The story begins in the front window with calculations of how much oil it takes to produce a typical building material. Suspended from the ceiling are aluminum, cinder blocks, lumber, bricks, and sheetrock. Each material has a barrel ring floating around it with figures printed on them, such as: “1 gallon of oil = 3.33 CU. FT. of hardwood.” The calculation includes the energy to fell the tree, transport it, and cut it to size.  The Mayor’s Office of Long Term Planning and Sustainability, ARUP, and Dattner Architects lent their expertise to arrive at the various figures found throughout the exhibit, lending the heft of real world numbers to the theoretical aspects of the show.

The main theoretical voice comes from Perkins+Will in a section of the exhibit called One Building = Many Choices.

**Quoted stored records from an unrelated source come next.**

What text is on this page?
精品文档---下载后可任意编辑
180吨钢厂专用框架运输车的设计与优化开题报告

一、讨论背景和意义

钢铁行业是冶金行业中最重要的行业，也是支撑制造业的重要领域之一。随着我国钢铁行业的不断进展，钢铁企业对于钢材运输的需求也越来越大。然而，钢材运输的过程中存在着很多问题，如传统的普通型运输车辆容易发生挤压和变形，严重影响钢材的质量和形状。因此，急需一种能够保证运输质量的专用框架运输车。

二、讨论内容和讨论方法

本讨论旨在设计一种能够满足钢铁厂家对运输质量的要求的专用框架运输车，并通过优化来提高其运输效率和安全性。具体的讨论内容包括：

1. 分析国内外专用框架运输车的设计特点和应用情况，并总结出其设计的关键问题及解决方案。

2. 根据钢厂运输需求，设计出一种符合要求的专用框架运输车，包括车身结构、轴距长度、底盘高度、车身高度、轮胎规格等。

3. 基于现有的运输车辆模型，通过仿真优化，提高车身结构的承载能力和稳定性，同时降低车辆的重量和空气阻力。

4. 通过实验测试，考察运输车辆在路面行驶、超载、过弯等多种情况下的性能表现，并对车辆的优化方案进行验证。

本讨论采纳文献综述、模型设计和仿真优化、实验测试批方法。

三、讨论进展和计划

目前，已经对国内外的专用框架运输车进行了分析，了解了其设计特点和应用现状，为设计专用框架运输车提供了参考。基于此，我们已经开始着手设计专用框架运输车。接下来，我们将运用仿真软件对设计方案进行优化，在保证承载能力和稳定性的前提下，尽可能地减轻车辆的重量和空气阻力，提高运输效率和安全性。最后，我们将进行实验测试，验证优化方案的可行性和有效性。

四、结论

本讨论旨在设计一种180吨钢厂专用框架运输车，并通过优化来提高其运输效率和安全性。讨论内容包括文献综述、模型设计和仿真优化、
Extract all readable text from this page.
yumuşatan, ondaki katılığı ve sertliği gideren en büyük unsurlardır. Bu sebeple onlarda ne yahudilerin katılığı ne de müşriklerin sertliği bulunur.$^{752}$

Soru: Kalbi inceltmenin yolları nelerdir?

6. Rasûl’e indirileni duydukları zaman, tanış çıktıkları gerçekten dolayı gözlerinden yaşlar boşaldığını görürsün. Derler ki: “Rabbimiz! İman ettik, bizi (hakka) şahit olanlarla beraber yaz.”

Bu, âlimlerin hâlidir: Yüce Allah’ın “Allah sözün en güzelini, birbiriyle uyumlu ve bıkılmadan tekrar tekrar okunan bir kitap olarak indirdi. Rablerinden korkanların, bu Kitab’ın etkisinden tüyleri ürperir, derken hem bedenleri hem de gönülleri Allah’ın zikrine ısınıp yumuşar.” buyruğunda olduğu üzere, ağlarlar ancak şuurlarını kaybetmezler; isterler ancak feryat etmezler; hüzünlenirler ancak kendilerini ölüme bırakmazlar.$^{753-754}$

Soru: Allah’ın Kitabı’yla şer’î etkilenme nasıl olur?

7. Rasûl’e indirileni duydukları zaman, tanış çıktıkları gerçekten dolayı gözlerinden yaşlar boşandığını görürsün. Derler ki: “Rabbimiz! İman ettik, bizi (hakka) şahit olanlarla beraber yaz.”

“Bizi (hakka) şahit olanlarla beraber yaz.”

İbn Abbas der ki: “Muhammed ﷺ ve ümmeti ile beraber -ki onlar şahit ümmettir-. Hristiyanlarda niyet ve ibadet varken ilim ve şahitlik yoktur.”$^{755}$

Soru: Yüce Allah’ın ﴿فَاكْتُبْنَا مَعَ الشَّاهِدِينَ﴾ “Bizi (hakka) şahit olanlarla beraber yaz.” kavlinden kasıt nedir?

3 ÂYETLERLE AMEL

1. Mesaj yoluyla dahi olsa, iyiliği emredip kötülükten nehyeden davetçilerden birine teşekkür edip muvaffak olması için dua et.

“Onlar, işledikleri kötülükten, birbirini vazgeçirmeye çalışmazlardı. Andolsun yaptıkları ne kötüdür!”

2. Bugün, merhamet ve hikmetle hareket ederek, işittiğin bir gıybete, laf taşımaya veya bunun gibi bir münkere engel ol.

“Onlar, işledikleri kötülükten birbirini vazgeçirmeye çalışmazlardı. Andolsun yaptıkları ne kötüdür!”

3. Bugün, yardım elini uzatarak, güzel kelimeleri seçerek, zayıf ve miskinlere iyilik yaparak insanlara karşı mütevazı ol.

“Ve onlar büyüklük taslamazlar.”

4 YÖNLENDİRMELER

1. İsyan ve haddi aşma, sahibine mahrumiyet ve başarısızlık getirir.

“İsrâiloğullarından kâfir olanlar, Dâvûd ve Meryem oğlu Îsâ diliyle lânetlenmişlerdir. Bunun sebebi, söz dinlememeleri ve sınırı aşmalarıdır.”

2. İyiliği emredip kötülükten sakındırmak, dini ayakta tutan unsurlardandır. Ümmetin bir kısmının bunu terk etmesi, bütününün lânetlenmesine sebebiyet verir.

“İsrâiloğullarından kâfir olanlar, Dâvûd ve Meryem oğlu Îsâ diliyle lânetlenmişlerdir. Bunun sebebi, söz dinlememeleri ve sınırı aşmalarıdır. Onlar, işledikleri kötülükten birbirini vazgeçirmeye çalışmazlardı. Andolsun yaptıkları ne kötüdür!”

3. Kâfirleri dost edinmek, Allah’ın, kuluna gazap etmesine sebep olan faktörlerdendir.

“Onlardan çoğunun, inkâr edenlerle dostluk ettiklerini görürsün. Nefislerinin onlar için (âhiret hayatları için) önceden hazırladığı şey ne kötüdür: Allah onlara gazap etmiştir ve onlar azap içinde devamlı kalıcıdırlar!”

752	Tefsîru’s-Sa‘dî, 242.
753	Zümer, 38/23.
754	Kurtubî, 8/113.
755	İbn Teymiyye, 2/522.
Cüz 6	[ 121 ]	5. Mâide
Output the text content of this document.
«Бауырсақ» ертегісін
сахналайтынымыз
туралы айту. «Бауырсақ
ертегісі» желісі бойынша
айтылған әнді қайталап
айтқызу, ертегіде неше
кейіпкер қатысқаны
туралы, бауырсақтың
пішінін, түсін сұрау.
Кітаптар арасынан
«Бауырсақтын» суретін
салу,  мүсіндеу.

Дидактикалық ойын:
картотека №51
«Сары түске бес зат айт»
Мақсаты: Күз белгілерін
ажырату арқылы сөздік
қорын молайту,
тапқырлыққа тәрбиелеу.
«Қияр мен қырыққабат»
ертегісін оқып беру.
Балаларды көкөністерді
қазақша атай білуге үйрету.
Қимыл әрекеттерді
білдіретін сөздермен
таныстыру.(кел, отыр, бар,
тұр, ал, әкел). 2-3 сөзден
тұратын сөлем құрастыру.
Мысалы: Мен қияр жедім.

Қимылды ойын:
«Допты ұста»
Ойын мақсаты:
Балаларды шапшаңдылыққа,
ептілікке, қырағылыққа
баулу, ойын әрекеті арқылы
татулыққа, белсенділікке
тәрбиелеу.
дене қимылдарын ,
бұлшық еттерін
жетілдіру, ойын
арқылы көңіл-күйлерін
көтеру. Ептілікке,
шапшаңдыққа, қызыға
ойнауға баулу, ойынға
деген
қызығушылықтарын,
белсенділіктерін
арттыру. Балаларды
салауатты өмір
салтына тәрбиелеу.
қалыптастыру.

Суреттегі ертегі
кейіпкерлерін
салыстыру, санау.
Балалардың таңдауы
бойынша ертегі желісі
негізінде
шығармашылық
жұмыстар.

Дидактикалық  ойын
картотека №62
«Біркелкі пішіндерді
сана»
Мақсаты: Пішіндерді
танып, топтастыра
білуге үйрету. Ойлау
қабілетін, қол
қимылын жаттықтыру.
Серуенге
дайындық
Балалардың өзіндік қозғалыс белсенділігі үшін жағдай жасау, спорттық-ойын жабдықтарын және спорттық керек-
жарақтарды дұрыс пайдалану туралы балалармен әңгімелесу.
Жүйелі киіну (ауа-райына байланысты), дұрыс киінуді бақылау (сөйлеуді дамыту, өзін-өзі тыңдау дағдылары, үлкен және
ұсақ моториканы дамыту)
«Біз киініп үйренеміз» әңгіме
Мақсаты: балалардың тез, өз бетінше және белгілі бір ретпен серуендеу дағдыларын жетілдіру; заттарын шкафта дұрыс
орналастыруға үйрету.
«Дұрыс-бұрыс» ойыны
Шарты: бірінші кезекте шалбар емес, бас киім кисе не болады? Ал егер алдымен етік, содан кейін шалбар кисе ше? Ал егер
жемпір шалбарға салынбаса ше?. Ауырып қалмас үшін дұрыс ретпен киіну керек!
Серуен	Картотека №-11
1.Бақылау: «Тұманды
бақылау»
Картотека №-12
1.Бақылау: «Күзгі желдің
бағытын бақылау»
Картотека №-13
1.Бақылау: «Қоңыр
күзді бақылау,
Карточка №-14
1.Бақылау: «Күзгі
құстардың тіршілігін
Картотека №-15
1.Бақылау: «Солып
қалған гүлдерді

Through a series of renderings the firm explores key factors from building concept to completion that include: Site Choices, Program Choices, Passive Systems Choices, Active Systems Choices, Materials Choices, Construction Choices, Operational Choices.

Each section is deserving of in depth analysis, but the Passive System attracted our attention because of the design of the building’s envelope, about which the team from Perkins+Will had the luxury of dreaming big without a client screaming “How much?!” Thus an elaborate customized photovoltaic facade zigzags down the face of the building. It may cost upfront, but the returns are obvious. “I’m imagining the day when buildings will produce energy, not use energy,” said Castillo.

Anthony Fieldman, design principal at P+W, noted that the curtain wall is “the only membrane between you and an uncontrolled environment. So if you use it intelligently you can temper nature’s forces before they become problems you have to deal with in the interior.” Fieldman added that the geometry of the facade was designed to maximize light, minimize solar heat gain, and maximize energy though the PVs.

The photovoltaic facade drew questions of customized photovoltaics vs. mass produced ones.  To which Castillo argues that architects should be pushing for the industry to create more choice. “We should be pushing for better looking photovoltaics, instead of just the flat black photovoltaics on the roof,” she said.

Elsewhere in the exhibit, plenty of real world projects illustrate the show’s values. An air circulation animation produced by Buro Happold Consulting Engineers of Pelli Clark Pelli‘s Transbay Center in San Francisco demonstrates both passive and active systems working together for temperature control and air flow (see below). A model of City College’s entry for the Solar Decathlon, the so-called Rooftop Pod, is also on display. And there are several examples of adaptive reuse, including a project that Castillo worked on with Helpern Architects for Columbia’s Knox Hall. To avoid rooftop disruption, the school drilled 1,800 feet into the ground for geothermal heating and cooling.

It all adds up to a message that Castillo delivers with nearly evangelical fervor: “If we can reduce the energy use in buildings you wouldn’t have to build new power plants, we wouldn’t need transmission lines that are loosing electricity. It we got rid of fossil fuels, we wouldn’t be shipping it around the world, we wouldn’t be polluting the gulf with oil spills. So much could be solved at building level if we really concentrated.”